1 – The Cloud will enable a new data structure that will render the Search Index obsolete

The search index is ideal for searching against unstructured content. In today's world however, the information worker has to pull together data that is unstructured, semi-structured, and structured. Take a typical customer service application. In order to track a customer issue, the customer rep has to first verify that the caller is indeed a customer and does a database lookup. When the rep understands the issue, he might then have to search the companies' knowledge base, support forums, and product documentation.



A search index can certainly store structured and semi structured content. In fact, if you are using Microsoft's Business Data Catalog or Business Connectivity Services this is exactly what's happening, but this is far from optimal. Suppose the customer wants information about his or her purchase history? The search index is not designed to aggregate purchase dollars.

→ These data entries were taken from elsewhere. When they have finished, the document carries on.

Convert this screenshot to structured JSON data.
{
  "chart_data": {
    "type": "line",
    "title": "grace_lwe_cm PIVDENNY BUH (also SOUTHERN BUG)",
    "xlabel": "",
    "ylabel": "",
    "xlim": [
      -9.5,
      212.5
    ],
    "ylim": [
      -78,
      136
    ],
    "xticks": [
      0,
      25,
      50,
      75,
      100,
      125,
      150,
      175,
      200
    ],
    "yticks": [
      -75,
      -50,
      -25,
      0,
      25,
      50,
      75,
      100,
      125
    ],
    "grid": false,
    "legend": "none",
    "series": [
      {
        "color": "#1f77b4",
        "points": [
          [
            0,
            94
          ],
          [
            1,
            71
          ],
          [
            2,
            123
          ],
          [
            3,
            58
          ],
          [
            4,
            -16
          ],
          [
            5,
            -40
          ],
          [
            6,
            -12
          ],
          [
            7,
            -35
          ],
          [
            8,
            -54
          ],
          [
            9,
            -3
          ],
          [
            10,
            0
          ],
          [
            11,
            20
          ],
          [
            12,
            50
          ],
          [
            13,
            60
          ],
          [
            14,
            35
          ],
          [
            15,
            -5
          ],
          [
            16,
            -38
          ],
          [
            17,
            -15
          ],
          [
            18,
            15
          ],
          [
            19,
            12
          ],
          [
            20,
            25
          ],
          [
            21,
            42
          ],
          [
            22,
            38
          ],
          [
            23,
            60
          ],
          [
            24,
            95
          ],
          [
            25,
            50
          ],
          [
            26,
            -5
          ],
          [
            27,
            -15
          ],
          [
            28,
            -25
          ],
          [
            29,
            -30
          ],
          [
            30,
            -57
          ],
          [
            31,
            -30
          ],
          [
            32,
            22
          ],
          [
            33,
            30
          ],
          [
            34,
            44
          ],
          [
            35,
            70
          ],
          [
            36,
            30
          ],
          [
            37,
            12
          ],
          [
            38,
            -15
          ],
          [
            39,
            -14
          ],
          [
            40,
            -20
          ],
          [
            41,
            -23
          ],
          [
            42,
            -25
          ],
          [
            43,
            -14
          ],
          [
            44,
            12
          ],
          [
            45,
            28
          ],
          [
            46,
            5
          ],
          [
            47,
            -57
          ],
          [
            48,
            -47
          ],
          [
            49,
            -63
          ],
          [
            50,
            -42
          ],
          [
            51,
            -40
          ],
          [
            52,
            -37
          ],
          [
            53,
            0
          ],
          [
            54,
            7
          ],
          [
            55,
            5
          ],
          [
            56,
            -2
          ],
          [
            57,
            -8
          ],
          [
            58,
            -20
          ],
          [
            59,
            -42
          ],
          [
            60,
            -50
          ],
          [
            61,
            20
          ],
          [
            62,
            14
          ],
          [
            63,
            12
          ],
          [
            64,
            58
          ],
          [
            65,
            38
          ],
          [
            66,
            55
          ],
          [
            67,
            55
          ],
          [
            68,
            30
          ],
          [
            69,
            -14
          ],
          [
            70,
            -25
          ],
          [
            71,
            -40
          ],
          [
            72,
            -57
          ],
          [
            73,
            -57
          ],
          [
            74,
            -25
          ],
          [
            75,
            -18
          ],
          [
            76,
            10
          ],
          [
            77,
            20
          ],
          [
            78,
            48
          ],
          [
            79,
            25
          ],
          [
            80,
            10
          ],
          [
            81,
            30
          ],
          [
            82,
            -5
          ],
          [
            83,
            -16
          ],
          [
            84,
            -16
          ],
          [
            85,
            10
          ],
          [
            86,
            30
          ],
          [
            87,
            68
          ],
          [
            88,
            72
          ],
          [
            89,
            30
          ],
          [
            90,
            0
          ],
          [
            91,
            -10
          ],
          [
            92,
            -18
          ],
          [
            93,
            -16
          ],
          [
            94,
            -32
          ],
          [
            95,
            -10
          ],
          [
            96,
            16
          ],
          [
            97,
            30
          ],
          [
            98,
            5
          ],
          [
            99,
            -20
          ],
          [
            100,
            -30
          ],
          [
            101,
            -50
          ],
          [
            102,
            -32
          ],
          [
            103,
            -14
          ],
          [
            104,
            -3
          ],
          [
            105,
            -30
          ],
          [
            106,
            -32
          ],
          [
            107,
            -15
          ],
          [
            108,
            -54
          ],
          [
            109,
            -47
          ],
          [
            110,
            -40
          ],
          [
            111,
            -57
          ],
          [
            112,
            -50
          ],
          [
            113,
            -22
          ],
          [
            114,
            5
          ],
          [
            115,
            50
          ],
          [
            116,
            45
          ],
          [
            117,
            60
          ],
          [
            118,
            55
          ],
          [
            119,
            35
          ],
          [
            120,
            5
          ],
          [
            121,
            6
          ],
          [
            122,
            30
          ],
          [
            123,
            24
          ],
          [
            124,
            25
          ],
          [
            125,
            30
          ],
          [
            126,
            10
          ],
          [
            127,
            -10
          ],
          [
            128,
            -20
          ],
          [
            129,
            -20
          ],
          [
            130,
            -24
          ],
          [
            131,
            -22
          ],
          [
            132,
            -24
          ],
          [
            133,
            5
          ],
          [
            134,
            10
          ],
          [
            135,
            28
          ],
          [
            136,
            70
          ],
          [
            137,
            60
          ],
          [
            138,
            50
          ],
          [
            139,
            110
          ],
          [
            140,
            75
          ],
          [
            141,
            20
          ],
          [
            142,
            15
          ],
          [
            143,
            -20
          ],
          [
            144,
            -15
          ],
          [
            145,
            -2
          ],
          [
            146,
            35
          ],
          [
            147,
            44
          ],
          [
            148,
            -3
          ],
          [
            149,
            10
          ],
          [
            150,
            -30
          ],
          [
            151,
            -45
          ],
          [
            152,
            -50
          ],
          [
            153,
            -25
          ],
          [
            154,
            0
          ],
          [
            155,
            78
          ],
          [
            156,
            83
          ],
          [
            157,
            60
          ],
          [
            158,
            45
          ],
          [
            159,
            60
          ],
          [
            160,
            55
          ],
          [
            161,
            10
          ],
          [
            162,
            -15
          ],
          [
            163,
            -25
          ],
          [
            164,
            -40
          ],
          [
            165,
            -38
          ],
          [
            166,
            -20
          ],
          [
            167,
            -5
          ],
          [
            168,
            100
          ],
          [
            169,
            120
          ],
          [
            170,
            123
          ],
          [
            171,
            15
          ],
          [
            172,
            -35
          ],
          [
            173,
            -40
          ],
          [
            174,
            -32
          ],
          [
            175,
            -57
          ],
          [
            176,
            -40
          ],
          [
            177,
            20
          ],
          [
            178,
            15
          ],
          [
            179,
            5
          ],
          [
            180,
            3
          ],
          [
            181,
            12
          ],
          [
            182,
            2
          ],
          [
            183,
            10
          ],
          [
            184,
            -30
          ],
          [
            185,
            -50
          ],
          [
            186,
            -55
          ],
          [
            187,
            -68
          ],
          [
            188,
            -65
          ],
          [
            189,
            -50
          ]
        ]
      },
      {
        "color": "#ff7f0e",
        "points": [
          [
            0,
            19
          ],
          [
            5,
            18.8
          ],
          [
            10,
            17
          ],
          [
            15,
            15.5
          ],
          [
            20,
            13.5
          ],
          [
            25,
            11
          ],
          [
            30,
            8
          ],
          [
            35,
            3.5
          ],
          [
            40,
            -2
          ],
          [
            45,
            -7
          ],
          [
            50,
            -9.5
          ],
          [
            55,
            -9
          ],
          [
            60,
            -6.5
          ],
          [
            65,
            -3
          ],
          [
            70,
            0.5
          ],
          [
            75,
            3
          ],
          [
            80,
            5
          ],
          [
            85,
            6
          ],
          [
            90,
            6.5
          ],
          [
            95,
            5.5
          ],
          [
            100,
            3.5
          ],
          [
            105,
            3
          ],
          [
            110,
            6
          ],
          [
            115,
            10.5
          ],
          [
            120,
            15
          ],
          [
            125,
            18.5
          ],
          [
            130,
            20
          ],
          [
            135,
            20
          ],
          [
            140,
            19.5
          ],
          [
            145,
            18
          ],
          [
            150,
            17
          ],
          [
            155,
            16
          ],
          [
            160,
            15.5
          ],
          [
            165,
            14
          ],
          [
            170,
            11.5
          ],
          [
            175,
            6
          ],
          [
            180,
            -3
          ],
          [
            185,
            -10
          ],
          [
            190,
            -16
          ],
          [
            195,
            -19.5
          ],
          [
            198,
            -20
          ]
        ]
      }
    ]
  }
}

Search vendors are well aware of this problem. Many have already started to create "Hybrid Indexes", creating indexes that bear no resemblance at all to what most of currently use today. As an example, SharePoint 2010 stores metadata and values in a flat file data structure. FAST, in contrast, stores this information in a cube. This is the reason why SharePoint can only provide Shallow Facets. SharePoint can easily serve up a search result in under a second, but aggregating the meta-data values for each facet would degrade performance significantly. FAST, in contrast, aggregates the values at index time. The index of the future will need to do far more than serve up deep facets. The combination of disk and processing power of the cloud will enable this

2 – The Cloud will enable unprecedented levels of Performance and Scale

Enterprise Search Architectures are increasingly being stressed by exploding growth of data and the requirement to process the data in ways that make it more useful to the Information worker.

The ongoing battle to stay ahead of the information glut puts continuous stress on IT departments that are hard press to predict capacity requirements, obtain funding for additional storage and servers, and implement upgrades in a timely fashion. The Cloud will provide capacity on demand without requiring a traditional deployment. From a cost perspective, the benefits include only paying for what you need, when you need it.

Performance will be a key benefit that the cloud provides. As one example, Search Engines can index documents at astonishing rates, but the moment you trying to enrich the data being indexed via advanced techniques such as Entity Extraction performance drops precipitously. While traditional indexing uses the standard technique of Extract, Transform, and Load (ETL), the cloud will enable highly scalable approaches, such as ELT; Extract first, Load second, and then transform. They key point here is where you do the "T". Transforming it at the same time you are trying to build an index has proven to be a fragile architecture.

3 – The cloud will enable a new productive workplace for Information Workers

It's difficult to predict what cloud enabled search will look like. Just as the Internet has created new business models like eBay on the commercial side, and rich search experiences on the consumer side like Google, cloud based search will power a new way of interacting with information. In the Enterprise, IDC has been calling this the Intelligent Workspace. This new workspace will sit at the intersection of composite applications, data integration, and document assembly. In short, search will become the primary way we interact with information.

 
​​